Torino settecentesca
giovedì Cosa significa parlare di una città collocata nel passato e vista nell’arco di un secolo, affrontando tempi e spazi in trasformazione? Come si può catturare, se esiste, l’identità peculiare di un luogo, come Torino, per il quale nutriamo sentimenti che ci coinvolgono direttamente?A queste domande cercherò di rispondere cominciando da una veduta d’insieme, come se fossimo dall’alto di una torre e sotto di noi vedessimo la città scorrere rapidamente per i cent’anni del XVIII secolo.

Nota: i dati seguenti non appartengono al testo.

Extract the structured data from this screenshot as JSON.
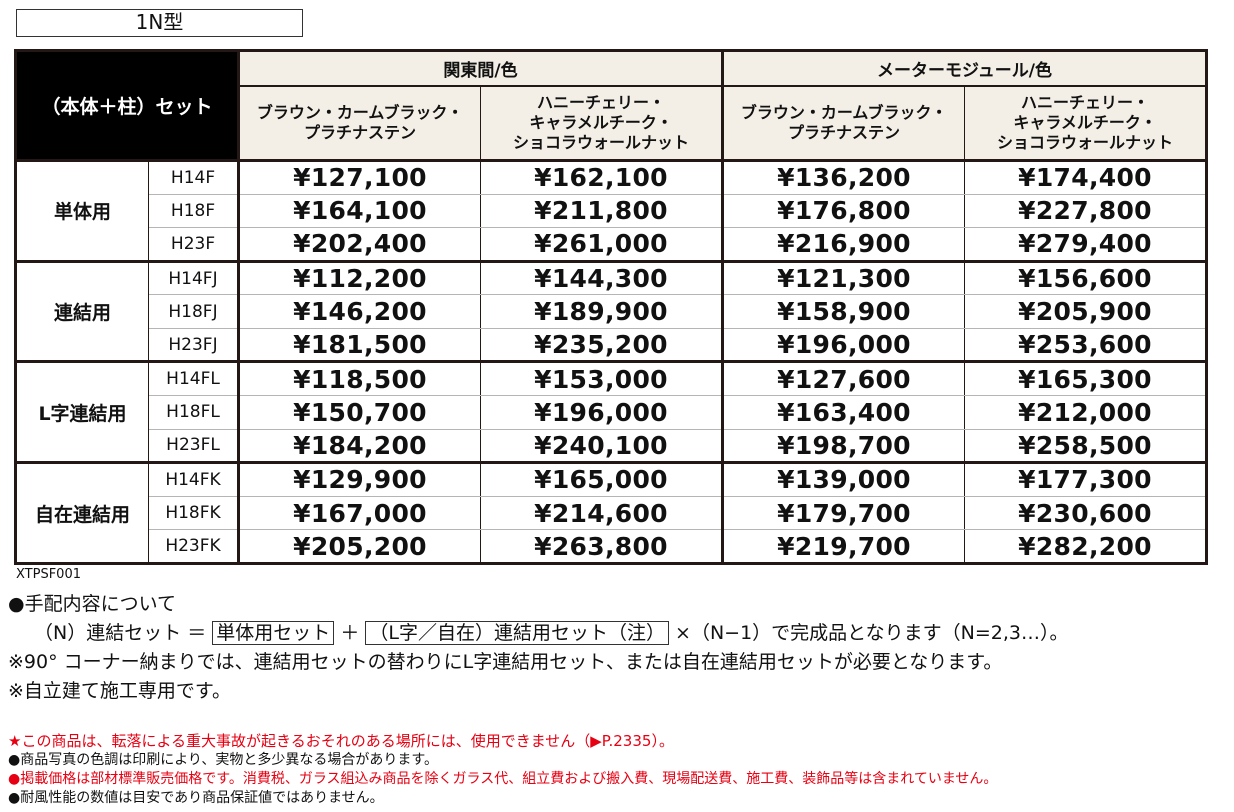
{
  "title": "1N型",
  "table": {
    "corner_label": "（本体＋柱）セット",
    "groups": [
      {
        "label": "関東間/色"
      },
      {
        "label": "メーターモジュール/色"
      }
    ],
    "columns": [
      {
        "line1": "ブラウン・カームブラック・",
        "line2": "プラチナステン",
        "line3": ""
      },
      {
        "line1": "ハニーチェリー・",
        "line2": "キャラメルチーク・",
        "line3": "ショコラウォールナット"
      },
      {
        "line1": "ブラウン・カームブラック・",
        "line2": "プラチナステン",
        "line3": ""
      },
      {
        "line1": "ハニーチェリー・",
        "line2": "キャラメルチーク・",
        "line3": "ショコラウォールナット"
      }
    ],
    "row_groups": [
      {
        "label": "単体用",
        "rows": [
          {
            "size": "H14F",
            "prices": [
              "¥127,100",
              "¥162,100",
              "¥136,200",
              "¥174,400"
            ]
          },
          {
            "size": "H18F",
            "prices": [
              "¥164,100",
              "¥211,800",
              "¥176,800",
              "¥227,800"
            ]
          },
          {
            "size": "H23F",
            "prices": [
              "¥202,400",
              "¥261,000",
              "¥216,900",
              "¥279,400"
            ]
          }
        ]
      },
      {
        "label": "連結用",
        "rows": [
          {
            "size": "H14FJ",
            "prices": [
              "¥112,200",
              "¥144,300",
              "¥121,300",
              "¥156,600"
            ]
          },
          {
            "size": "H18FJ",
            "prices": [
              "¥146,200",
              "¥189,900",
              "¥158,900",
              "¥205,900"
            ]
          },
          {
            "size": "H23FJ",
            "prices": [
              "¥181,500",
              "¥235,200",
              "¥196,000",
              "¥253,600"
            ]
          }
        ]
      },
      {
        "label": "L字連結用",
        "rows": [
          {
            "size": "H14FL",
            "prices": [
              "¥118,500",
              "¥153,000",
              "¥127,600",
              "¥165,300"
            ]
          },
          {
            "size": "H18FL",
            "prices": [
              "¥150,700",
              "¥196,000",
              "¥163,400",
              "¥212,000"
            ]
          },
          {
            "size": "H23FL",
            "prices": [
              "¥184,200",
              "¥240,100",
              "¥198,700",
              "¥258,500"
            ]
          }
        ]
      },
      {
        "label": "自在連結用",
        "rows": [
          {
            "size": "H14FK",
            "prices": [
              "¥129,900",
              "¥165,000",
              "¥139,000",
              "¥177,300"
            ]
          },
          {
            "size": "H18FK",
            "prices": [
              "¥167,000",
              "¥214,600",
              "¥179,700",
              "¥230,600"
            ]
          },
          {
            "size": "H23FK",
            "prices": [
              "¥205,200",
              "¥263,800",
              "¥219,700",
              "¥282,200"
            ]
          }
        ]
      }
    ]
  },
  "product_code": "XTPSF001",
  "notes": {
    "heading": "●手配内容について",
    "formula_prefix": "（N）連結セット ＝ ",
    "formula_box1": "単体用セット",
    "formula_plus": " ＋ ",
    "formula_box2": "（L字／自在）連結用セット（注）",
    "formula_suffix": " ×（N−1）で完成品となります（N=2,3…）。",
    "note1": "※90° コーナー納まりでは、連結用セットの替わりにL字連結用セット、または自在連結用セットが必要となります。",
    "note2": "※自立建て施工専用です。"
  },
  "fine_print": {
    "warning": "★この商品は、転落による重大事故が起きるおそれのある場所には、使用できません（▶P.2335）。",
    "photo_note": "●商品写真の色調は印刷により、実物と多少異なる場合があります。",
    "price_note": "●掲載価格は部材標準販売価格です。消費税、ガラス組込み商品を除くガラス代、組立費および搬入費、現場配送費、施工費、装飾品等は含まれていません。",
    "performance_note": "●耐風性能の数値は目安であり商品保証値ではありません。"
  },
  "colors": {
    "header_bg": "#f4efe6",
    "corner_bg": "#000000",
    "border": "#231815",
    "warning_red": "#e60012"
  }
}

Restringeremo quindi la prospettiva osservando le strade, le piazze, i lavori, le feste, la reggia, le devozioni religiose, fermando il tempo in alcuni anni decisivi: all’inizio del secolo, dopo l’assedio del 1706; negli anni dei grandi lavori voluti da Vittorio Amedeo II e progettati da Filippo Juvarra, per attrezzare Torino da capitale; e infine nella Torino di fine Settecento, quando arrivano le idee e le armi della rivoluzione francese.

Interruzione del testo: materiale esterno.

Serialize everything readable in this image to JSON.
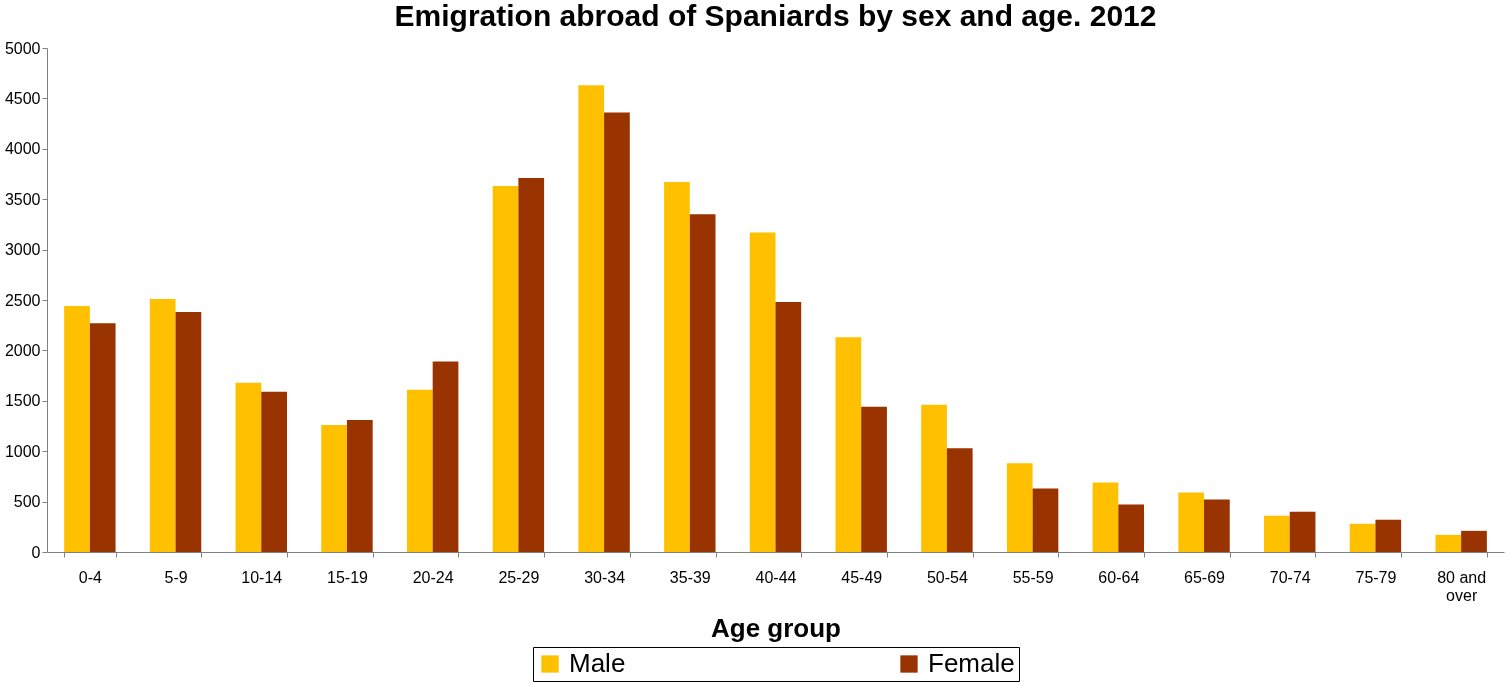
{
  "chart_data": {
    "type": "bar",
    "title": "Emigration abroad of Spaniards by sex and age. 2012",
    "xlabel": "Age group",
    "categories": [
      "0-4",
      "5-9",
      "10-14",
      "15-19",
      "20-24",
      "25-29",
      "30-34",
      "35-39",
      "40-44",
      "45-49",
      "50-54",
      "55-59",
      "60-64",
      "65-69",
      "70-74",
      "75-79",
      "80 and over"
    ],
    "series": [
      {
        "name": "Male",
        "color": "#ffc000",
        "values": [
          2440,
          2510,
          1680,
          1260,
          1610,
          3630,
          4630,
          3670,
          3170,
          2130,
          1460,
          880,
          690,
          590,
          360,
          280,
          170
        ]
      },
      {
        "name": "Female",
        "color": "#993300",
        "values": [
          2270,
          2380,
          1590,
          1310,
          1890,
          3710,
          4360,
          3350,
          2480,
          1440,
          1030,
          630,
          470,
          520,
          400,
          320,
          210
        ]
      }
    ],
    "ylim": [
      0,
      5000
    ],
    "yticks": [
      0,
      500,
      1000,
      1500,
      2000,
      2500,
      3000,
      3500,
      4000,
      4500,
      5000
    ],
    "grid": false,
    "legend": "bottom"
  }
}
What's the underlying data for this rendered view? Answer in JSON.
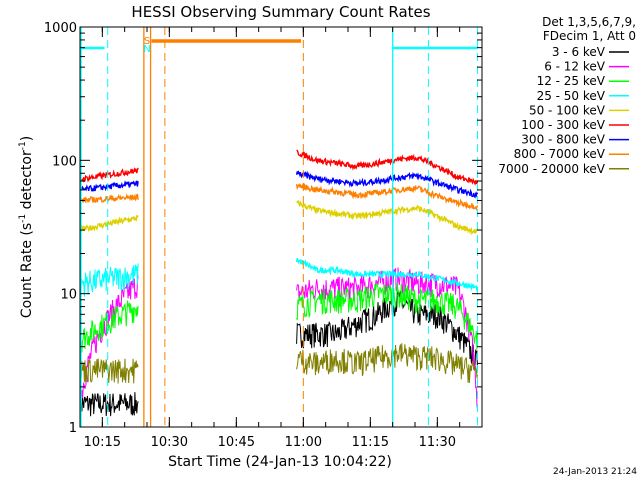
{
  "chart_data": {
    "type": "line",
    "title": "HESSI Observing Summary Count Rates",
    "xlabel": "Start Time (24-Jan-13 10:04:22)",
    "ylabel_main": "Count Rate (s",
    "ylabel_sup1": "-1",
    "ylabel_mid": " detector",
    "ylabel_sup2": "-1",
    "ylabel_end": ")",
    "yscale": "log",
    "ylim": [
      1,
      1000
    ],
    "xlim_minutes": [
      10.0,
      100.0
    ],
    "x_ticks": [
      {
        "label": "10:15",
        "minute": 15
      },
      {
        "label": "10:30",
        "minute": 30
      },
      {
        "label": "10:45",
        "minute": 45
      },
      {
        "label": "11:00",
        "minute": 60
      },
      {
        "label": "11:15",
        "minute": 75
      },
      {
        "label": "11:30",
        "minute": 90
      }
    ],
    "y_ticks": [
      {
        "label": "1",
        "value": 1
      },
      {
        "label": "10",
        "value": 10
      },
      {
        "label": "100",
        "value": 100
      },
      {
        "label": "1000",
        "value": 1000
      }
    ],
    "legend_header": [
      "Det 1,3,5,6,7,9,",
      "FDecim 1, Att 0"
    ],
    "series": [
      {
        "name": "3 - 6 keV",
        "color": "#000000",
        "pre": [
          1.5,
          1.5
        ],
        "post": [
          5,
          5,
          5,
          6,
          7,
          9,
          7,
          7,
          5,
          3
        ]
      },
      {
        "name": "6 - 12 keV",
        "color": "#ff00ff",
        "pre": [
          1.5,
          12
        ],
        "post": [
          10,
          11,
          11,
          11,
          12,
          13,
          12,
          12,
          11,
          1.5
        ]
      },
      {
        "name": "12 - 25 keV",
        "color": "#00ff00",
        "pre": [
          4.5,
          8
        ],
        "post": [
          8,
          9,
          9,
          9,
          10,
          10,
          9,
          9,
          8,
          4.5
        ]
      },
      {
        "name": "25 - 50 keV",
        "color": "#00ffff",
        "pre": [
          12,
          14
        ],
        "post": [
          18,
          15,
          15,
          14,
          14,
          14,
          14,
          13,
          12,
          11
        ]
      },
      {
        "name": "50 - 100 keV",
        "color": "#ddd000",
        "pre": [
          30,
          37
        ],
        "post": [
          48,
          42,
          40,
          38,
          40,
          42,
          44,
          38,
          32,
          29
        ]
      },
      {
        "name": "100 - 300 keV",
        "color": "#ff0000",
        "pre": [
          72,
          84
        ],
        "post": [
          115,
          100,
          95,
          90,
          95,
          102,
          105,
          90,
          75,
          68
        ]
      },
      {
        "name": "300 - 800 keV",
        "color": "#0000ff",
        "pre": [
          60,
          67
        ],
        "post": [
          80,
          73,
          70,
          67,
          70,
          74,
          77,
          68,
          60,
          55
        ]
      },
      {
        "name": "800 - 7000 keV",
        "color": "#ff7f00",
        "pre": [
          50,
          53
        ],
        "post": [
          65,
          60,
          58,
          55,
          57,
          60,
          62,
          54,
          48,
          45
        ]
      },
      {
        "name": "7000 - 20000 keV",
        "color": "#808000",
        "pre": [
          2.7,
          2.7
        ],
        "post": [
          3.3,
          3.0,
          3.3,
          3.0,
          3.3,
          3.6,
          3.4,
          3.3,
          2.9,
          2.6
        ]
      }
    ],
    "pre_interval_minutes": [
      10.0,
      23.0
    ],
    "post_interval_minutes": [
      58.5,
      99.0
    ],
    "saa_markers": [
      {
        "label": "S",
        "minute": 25.0
      },
      {
        "label": "N",
        "minute": 25.0
      }
    ],
    "timestamp": "24-Jan-2013 21:24"
  }
}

Proveremo ad entrare in città con lo sguardo e il passo di uno straniero, che, arrivando dalla campagna, s’addentra nel cuore dello spazio urbano e visita chiese, ammira i palazzi e la reggia, si allontana dagli angoli pericolosi, è richiamato nei posti affollati e pieni di vita. Proveremo infine a considerare la Torino nel Settecento con le lenti di un osservatore sociale, per capire i suoi ceti dirigenti, mostrare i lavori e i commerci, passando tra le botteghe e gli opifici, i mercati, le osterie, le piazze bancarie.